Taiwan struck a defiant tone yesterday as it hosted US House Speaker Nancy Pelosi, with a furious China gearing up for military exercises dangerously close to the island’s shores in retaliation for the visit.
Pelosi landed in Taiwan late Tuesday despite a series of increasingly stark threats from Beijing, which views the island as its territory and warned it would consider the visit a major provocation.
China responded swiftly, announcing what it said were “necessary and just” military drills in the seas just off Taiwan’s coast — some of the world’s busiest waterways.
“In the current struggle surrounding Pelosi’s Taiwan visit, the US are the provocateurs, China is the victim,” Beijing’s foreign ministry said.
But Taiwanese President Tsai Ing-wen said the island of 23mn would not be cowed.
“Facing deliberately heightened military threats, Taiwan will not back down. We will...continue to hold the line of defence for democracy,” Tsai said at an event with Pelosi in Taipei.
She also thanked the 82-year-old US lawmaker for “taking concrete actions to show your staunch support for Taiwan at this critical moment”.
China tries to keep Taiwan isolated on the world stage and opposes countries having official exchanges with Taipei.
Pelosi, second in line to the presidency, is the highest-profile elected US official to visit Taiwan in 25 years. “Today, our delegation... came to Taiwan to make unequivocally clear we will not abandon our commitment to Taiwan,” she said at the event with Tsai.
She added her group had come “in peace to the region”.
Before leaving Taiwan, Pelosi also met with several dissidents who have previously been in the crosshairs of China’s wrath – including Tiananmen protest student leader Wu’er Kaixi. “We are in high agreement that Taiwan is in the frontline (of democracy),” Wu’er said. “Both the US and Taiwan governments need to...conduct more in defending human rights.”
Pelosi’s delegation left Taiwan yesterday evening en route to South Korea, her next stop in an Asia tour that has included stops in Singapore and Malaysia.

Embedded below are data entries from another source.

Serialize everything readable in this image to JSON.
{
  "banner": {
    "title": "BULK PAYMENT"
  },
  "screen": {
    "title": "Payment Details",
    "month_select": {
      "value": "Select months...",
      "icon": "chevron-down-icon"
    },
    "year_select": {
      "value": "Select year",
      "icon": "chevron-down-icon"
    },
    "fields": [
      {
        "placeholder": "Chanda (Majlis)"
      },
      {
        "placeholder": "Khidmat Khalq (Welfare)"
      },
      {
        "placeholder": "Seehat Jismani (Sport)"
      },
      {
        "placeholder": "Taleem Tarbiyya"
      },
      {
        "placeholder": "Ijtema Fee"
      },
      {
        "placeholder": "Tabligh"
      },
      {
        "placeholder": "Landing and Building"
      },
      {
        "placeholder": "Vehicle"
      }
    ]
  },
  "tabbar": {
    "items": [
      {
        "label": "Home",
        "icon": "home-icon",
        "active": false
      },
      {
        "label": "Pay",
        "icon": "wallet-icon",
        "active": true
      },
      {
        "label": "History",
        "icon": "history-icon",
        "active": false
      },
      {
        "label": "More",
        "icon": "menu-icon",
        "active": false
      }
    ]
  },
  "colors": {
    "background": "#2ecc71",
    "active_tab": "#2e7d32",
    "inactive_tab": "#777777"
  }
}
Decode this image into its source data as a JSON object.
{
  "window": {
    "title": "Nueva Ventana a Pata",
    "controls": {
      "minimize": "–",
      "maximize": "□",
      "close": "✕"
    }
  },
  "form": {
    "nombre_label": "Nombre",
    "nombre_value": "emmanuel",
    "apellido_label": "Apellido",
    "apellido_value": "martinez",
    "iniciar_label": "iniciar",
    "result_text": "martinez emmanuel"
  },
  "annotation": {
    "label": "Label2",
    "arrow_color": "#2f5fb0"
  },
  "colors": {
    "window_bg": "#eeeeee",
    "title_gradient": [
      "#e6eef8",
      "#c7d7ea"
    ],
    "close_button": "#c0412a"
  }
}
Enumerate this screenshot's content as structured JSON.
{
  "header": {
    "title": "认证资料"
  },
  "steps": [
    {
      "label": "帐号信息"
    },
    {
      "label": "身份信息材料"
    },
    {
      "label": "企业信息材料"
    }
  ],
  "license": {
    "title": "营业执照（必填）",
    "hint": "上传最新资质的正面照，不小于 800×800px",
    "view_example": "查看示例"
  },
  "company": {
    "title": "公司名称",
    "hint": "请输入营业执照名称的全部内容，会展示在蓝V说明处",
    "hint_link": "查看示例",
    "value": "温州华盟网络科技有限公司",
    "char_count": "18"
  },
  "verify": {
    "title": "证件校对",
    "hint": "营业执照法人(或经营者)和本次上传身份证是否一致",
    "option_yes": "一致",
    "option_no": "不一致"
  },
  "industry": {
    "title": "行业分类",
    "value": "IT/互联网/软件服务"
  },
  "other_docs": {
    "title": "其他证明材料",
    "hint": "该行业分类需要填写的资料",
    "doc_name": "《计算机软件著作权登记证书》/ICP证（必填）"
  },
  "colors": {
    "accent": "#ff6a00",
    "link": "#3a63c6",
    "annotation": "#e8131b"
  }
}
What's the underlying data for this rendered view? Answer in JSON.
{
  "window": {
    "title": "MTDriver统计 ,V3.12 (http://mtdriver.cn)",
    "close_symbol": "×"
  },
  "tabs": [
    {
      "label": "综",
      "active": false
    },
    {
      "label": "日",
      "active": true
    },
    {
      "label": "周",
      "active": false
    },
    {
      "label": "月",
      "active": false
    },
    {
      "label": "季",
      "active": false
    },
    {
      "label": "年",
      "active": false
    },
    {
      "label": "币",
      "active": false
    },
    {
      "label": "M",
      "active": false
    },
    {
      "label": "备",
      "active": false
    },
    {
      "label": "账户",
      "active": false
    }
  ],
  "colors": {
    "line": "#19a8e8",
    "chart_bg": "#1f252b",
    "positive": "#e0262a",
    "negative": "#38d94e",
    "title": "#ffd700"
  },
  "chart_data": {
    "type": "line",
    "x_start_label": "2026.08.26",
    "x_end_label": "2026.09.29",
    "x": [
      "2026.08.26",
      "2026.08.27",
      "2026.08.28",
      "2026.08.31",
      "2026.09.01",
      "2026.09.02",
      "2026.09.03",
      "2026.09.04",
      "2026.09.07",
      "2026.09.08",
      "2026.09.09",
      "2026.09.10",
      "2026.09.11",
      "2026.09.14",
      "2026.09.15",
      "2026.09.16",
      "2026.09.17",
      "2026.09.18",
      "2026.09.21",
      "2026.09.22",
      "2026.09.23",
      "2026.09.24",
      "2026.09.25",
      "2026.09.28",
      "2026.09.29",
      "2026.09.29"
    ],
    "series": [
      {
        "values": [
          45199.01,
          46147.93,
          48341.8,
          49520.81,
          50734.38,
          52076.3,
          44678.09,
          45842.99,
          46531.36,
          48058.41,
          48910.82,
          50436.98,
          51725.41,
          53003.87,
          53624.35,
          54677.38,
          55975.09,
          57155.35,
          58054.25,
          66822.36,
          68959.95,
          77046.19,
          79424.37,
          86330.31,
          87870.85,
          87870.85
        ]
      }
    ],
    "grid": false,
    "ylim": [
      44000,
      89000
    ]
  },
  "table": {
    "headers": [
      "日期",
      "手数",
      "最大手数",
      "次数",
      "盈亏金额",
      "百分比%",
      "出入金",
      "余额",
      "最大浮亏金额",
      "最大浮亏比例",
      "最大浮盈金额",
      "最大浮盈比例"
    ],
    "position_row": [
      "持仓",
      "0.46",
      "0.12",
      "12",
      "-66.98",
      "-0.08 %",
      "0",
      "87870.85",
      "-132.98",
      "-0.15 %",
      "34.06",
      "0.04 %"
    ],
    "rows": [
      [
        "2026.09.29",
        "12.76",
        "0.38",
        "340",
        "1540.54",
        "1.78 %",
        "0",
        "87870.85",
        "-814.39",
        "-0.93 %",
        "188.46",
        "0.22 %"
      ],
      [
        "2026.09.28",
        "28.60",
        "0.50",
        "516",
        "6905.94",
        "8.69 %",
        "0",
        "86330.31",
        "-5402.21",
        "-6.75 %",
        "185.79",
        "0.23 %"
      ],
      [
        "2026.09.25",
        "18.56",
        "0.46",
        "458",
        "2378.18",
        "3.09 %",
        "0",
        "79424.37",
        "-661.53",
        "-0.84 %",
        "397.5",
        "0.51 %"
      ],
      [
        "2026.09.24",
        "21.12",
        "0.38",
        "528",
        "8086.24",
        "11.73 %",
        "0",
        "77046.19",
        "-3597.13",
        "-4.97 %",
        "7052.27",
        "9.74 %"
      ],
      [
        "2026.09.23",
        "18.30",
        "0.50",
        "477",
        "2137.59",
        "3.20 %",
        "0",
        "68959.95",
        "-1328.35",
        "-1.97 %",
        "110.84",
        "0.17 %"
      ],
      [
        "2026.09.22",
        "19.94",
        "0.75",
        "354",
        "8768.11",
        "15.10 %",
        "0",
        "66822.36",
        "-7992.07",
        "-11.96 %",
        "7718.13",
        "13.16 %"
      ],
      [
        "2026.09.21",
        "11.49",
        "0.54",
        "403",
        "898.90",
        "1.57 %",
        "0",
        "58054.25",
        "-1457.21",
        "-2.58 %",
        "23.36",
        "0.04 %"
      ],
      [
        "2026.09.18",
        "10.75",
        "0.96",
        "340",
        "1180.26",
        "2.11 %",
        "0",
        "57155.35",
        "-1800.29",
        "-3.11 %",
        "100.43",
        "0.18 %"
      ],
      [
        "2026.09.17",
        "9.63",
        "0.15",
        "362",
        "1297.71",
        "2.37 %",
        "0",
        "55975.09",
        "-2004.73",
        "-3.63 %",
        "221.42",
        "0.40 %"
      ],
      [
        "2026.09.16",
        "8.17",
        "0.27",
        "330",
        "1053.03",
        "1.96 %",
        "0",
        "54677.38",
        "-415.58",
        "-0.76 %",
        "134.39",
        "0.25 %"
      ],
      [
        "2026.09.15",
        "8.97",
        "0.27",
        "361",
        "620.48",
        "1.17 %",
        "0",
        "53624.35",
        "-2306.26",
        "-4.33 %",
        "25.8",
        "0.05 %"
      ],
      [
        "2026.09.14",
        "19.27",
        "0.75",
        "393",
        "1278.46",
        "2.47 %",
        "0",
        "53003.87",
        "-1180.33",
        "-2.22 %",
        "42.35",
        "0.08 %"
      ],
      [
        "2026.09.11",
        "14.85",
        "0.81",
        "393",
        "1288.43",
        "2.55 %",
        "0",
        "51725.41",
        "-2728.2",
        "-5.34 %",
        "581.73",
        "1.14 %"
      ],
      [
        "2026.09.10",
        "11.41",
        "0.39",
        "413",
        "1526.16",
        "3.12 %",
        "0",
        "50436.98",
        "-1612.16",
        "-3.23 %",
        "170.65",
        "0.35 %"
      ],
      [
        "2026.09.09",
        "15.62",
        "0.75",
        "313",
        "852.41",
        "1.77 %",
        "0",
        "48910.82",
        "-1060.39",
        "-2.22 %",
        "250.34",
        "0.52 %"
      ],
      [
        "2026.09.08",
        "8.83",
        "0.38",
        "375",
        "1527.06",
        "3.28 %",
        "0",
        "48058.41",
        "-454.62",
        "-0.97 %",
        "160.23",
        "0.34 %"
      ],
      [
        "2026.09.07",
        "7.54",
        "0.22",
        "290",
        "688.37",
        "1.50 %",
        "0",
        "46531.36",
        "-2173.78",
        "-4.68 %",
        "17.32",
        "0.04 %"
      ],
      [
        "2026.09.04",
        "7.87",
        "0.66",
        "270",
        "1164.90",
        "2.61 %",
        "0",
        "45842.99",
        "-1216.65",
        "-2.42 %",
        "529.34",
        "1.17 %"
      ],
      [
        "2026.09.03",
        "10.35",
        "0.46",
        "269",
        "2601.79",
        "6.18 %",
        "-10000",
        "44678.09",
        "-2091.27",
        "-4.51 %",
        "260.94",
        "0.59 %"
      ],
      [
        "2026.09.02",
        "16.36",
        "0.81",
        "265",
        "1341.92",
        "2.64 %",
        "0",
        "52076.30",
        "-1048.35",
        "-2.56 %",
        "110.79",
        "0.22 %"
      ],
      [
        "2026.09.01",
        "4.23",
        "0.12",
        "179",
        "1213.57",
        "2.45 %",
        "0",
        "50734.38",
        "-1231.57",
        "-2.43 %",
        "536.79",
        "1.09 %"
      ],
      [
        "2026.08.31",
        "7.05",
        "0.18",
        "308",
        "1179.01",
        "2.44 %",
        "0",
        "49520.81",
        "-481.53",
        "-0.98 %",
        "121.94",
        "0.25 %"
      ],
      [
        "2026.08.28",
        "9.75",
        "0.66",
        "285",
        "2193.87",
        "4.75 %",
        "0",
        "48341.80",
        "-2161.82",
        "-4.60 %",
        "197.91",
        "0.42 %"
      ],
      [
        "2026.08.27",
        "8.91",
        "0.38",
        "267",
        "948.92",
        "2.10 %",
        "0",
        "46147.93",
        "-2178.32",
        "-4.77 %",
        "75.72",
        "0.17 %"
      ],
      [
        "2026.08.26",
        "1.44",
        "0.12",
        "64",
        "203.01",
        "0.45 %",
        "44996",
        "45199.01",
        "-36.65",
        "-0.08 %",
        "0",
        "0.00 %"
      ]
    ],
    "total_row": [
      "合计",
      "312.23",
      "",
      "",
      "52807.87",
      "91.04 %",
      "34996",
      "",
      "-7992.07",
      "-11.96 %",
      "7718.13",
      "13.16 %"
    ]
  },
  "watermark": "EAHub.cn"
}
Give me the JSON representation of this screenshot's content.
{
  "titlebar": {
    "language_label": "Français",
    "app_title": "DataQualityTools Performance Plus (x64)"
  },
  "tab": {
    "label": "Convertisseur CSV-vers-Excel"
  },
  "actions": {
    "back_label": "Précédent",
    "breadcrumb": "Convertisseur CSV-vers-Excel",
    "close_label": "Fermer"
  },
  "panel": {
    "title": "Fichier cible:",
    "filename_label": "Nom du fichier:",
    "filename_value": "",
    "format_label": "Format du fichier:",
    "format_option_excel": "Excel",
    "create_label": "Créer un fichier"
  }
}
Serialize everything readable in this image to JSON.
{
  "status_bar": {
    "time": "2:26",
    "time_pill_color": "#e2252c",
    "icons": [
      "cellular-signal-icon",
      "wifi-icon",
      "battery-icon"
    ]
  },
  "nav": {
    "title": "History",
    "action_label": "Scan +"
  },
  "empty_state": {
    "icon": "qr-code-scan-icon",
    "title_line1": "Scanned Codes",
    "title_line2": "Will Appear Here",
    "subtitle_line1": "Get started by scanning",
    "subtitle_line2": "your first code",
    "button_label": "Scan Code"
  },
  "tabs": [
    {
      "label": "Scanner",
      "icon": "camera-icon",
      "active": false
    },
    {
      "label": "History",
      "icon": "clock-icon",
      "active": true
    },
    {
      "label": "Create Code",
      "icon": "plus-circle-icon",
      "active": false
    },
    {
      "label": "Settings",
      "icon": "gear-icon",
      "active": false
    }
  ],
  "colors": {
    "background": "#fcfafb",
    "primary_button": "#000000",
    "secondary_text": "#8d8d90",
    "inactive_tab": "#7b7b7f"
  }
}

She will wrap up her trip in Japan.
After her departure, Taiwan’s defence ministry announced late yesterday that 27 Chinese warplanes had entered the island’s air defence identification zone (ADIZ).
Over the last two years, Beijing has ramped up military incursions into Taiwan’s ADIZ – which is not the same as the island’s territorial airspace, but includes a far greater area. The ministry published a map that showed 16 Su-30s and 6 J-11s had crossed the so-called “median line” of the Taiwan Strait – an unofficial boundary in the narrow waterway, which separates the island from the mainland and straddles vital shipping lanes.
Chinese jets also crossed over the so-called “median line” during two high-level visits by US officials in 2020 during Donald Trump’s presidency.
Nevertheless, that is still a relatively rare occurrence.
President Joe Biden’s administration said in the run-up to Pelosi’s visit that US policy towards Taiwan remained unchanged.
This means support for its government while diplomatically recognising Beijing over Taipei, and opposing a formal independence declaration by Taiwan or a forceful takeover by China.
Beijing summoned US ambassador Nicholas Burns over Pelosi’s visit, while the Chinese military declared it was on “high alert” and would “launch a series of targeted military actions in response” to the visit.